Sohail fishes in his pockets and pulls out a folded note. The man cups his hands as the window is opened and the note slips through.

‘That’s it? That’s all you’re doing? Don’t you want to know how that man came to be here?’

‘Why don’t you ask him yourself?’

‘I’m not the one pretending to be holy.’

Sohail’s fist comes down on the table. ‘There’s nothing holy about me – nothing. Only I have the humility to admit it. There is something greater.’

‘But look what your greater being has brought us. War, and a beggar tapping at our window.’

‘Maya,’ Rehana says, raising her voice, ‘that’s enough.’

The man raises his hand to his forehead, then turns away, slipping through the opening in the gate. Sohail darts out of the room. They hear his door slamming shut.

Maya turns to her mother. ‘He’s going to turn your house into a mosque, didn’t you hear?’

‘Why, child, why do you have to be so intolerant?’ She puts her face close to her daughter’s and whispers, tender, ‘He’s going to pray, he’s going to go to the mosque on Fridays. Don’t be so frightened of it. It’s only religion.’

Rehana was right – at first. Sohail was almost back to his old self, smiling at meals, whistling under his breath. He started to attend classes at the university, though he didn’t linger on campus or go to any of the student-union meetings. He was occasionally seen with his friends, playing cricket at Abahani Field, and in that second summer after the war, when the constitution was written and the cyclone ebbing away, Rehana told Maya it was only a slight change in Sohail, that the mother had been right about her son. He didn’t even grow a beard.

There were ripples of darker things. They heard that the Hussain boy, a few years younger than Sohail, had drowned himself. And the neighbour’s son Shahabuddin had beaten his pregnant wife because he believed she was carrying a demon child.

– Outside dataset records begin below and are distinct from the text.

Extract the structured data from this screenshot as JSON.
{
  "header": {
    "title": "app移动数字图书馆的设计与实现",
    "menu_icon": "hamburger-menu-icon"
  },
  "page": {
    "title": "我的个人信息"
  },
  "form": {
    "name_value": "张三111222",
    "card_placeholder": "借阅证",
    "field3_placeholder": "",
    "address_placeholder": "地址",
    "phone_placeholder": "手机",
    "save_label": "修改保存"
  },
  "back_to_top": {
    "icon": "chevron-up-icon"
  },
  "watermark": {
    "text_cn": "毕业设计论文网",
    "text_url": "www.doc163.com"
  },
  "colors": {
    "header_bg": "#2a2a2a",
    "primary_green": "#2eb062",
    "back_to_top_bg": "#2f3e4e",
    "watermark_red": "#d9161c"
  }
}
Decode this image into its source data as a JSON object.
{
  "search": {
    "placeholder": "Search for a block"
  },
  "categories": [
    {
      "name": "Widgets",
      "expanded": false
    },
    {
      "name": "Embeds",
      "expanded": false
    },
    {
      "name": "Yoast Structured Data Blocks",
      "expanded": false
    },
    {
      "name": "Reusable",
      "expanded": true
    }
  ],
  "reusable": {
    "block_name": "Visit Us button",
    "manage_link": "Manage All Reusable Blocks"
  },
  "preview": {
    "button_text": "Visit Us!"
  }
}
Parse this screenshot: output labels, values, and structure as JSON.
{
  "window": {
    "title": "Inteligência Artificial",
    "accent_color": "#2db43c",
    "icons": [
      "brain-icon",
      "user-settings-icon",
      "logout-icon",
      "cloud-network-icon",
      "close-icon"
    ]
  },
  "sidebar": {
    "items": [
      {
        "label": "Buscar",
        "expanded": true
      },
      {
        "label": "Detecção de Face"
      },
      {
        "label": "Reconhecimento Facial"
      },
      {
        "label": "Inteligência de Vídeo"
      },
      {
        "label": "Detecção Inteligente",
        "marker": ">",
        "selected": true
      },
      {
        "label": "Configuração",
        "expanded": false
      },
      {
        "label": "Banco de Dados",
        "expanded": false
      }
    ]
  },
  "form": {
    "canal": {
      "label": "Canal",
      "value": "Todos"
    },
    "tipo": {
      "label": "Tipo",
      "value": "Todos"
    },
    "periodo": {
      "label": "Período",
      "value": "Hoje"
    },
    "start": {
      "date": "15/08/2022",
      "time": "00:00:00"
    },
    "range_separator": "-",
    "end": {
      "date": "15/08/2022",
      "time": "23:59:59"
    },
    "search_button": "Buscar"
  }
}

But most of the boys and girls were as serious and obedient as they had ever been. They attended their classes; they married and bore children and warmed milk for their parents every evening. They put their memories away as best as they could, and they wiped the traces of blood from their hands and from the hems of their saris. And Rehana rested easy, sure that her son wouldn’t take his interest too far. After all, she was the one who had given him the Book.

1984
August

Cancer. Every time Dr Sattar said the word his voice dipped, until he started calling it ‘the disease’ and then, occasionally, ‘the C’. The operation was only the beginning. Rehana would need chemotherapy, powerful poisons that would kill the cancer. But they might kill her too. It was an uncertain science, the treatment often worse than the disease. Maya listened and the words went straight to her blood. She had never taken seriously the possibility that she might someday have to live without her mother. Death was something that had already happened to her; her father had died before she even knew that death was longer than sleep; later, death happened to the people she treated; she held her hand up against it every day, against dysentery and malaria and snakebites. Death had even skirted past Nazia, leaving scars on her legs but allowing her to live. She had never imagined, never seriously, that death would take something from her again.